Cazzullo: "Firenze è la culla della nostra cultura, solo lì si può citare Dante per uno striscione"
Lo scrittore ha parlato di Firenze e dei fiorentini
Il giornalista e scrittore Aldo Cazzullo è intervenuto ai microfoni di Radio Bruno riflettendo sull'identità della tifoseria viola, sul momento della Nazionale e sulle prospettive del prossimo campionato:
Tifosi e identità viola «La Toscana rappresenta il cuore pulsante della nostra cultura: quando nacque lo Stato unitario, Firenze vantava già un'eredità secolare. La tifoseria fiorentina ha un carattere unico; in quale altra piazza si trova un sostenitore in grado di citare Dante per confezionare uno striscione d'attacco verso un ex passato alla Juventus?»
Sulla Nazionale «Ho seguito da vicino il percorso azzurro dai Mondiali del 2002 fino al trionfo del 2006 in Germania, per poi assistere alle spedizioni deludenti in Sudafrica e Brasile, prima che la sequenza si interrompesse per le mancate qualificazioni. Considero censurabile la condotta dell'Argentina, ma non mi sento di colpevolizzare del tutto i giocatori, reduci da una finale persa in modo drammatico all'ultimo minuto. Quando conquistammo l'Europeo, ricordo chiaramente gli inglesi togliersi la medaglia dal collo e abbandonare il campo. Quanto a Infantino, credo rimarrà al suo posto forte dell'appoggio di federazioni di grande peso demografico, come quelle del continente asiatico.»
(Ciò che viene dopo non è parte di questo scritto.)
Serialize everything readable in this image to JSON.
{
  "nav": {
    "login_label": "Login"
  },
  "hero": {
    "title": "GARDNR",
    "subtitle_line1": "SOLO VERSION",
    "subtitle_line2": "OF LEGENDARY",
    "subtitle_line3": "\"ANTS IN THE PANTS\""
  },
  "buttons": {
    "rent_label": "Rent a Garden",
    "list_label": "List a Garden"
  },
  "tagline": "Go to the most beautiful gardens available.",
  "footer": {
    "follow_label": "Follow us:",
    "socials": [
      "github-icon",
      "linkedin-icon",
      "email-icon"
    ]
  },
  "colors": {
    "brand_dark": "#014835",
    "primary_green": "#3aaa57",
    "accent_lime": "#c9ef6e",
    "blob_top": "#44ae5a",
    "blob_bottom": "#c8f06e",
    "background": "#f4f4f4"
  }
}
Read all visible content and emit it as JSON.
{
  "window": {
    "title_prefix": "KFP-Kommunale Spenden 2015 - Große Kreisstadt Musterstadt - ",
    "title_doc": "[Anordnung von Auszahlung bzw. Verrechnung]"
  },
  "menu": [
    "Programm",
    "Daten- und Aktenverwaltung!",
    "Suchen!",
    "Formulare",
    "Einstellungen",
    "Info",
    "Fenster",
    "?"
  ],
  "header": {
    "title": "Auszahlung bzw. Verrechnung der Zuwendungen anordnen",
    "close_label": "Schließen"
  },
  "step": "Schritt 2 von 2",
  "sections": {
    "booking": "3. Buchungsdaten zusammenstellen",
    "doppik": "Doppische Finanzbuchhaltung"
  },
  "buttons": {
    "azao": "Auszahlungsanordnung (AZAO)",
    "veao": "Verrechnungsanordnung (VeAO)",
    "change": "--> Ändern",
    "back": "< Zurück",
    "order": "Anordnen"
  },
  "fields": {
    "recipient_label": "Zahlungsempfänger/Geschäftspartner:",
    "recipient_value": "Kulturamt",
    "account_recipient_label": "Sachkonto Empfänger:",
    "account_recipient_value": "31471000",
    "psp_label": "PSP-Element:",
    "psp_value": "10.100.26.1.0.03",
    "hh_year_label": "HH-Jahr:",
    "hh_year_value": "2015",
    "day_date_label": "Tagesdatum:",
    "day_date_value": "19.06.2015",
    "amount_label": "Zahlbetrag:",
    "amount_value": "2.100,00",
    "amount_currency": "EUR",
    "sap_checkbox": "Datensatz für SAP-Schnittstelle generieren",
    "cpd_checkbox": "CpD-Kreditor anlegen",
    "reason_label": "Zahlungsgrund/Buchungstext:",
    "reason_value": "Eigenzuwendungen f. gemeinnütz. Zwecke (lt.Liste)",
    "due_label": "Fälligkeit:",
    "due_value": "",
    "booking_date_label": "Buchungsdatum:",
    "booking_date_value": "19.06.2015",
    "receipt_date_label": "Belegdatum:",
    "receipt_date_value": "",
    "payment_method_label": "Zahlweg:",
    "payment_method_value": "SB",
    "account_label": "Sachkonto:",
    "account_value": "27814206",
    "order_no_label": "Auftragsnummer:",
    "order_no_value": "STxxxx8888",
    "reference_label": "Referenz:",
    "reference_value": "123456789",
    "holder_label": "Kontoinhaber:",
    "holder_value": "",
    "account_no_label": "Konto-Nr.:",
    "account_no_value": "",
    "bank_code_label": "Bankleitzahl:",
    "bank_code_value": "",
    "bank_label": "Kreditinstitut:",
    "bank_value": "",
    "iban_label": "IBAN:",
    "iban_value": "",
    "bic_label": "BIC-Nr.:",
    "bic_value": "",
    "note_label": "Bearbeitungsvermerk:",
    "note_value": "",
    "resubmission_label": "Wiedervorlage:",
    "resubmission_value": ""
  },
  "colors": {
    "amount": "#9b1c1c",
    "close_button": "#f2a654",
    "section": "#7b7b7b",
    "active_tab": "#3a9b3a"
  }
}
Il prossimo campionato «Spalletti mi convince: possiede personalità e capacità nella gestione del gruppo. Ritengo ci sia una generale voglia di veder ripartire il campionato per ritrovare l'entusiasmo verso il calcio giocato, superando l'amarezza per il terzo Mondiale saltato e le spiacevoli polemiche nate attorno alle vicende tra Malagò, Maldini, Leonardo e Pirlo.»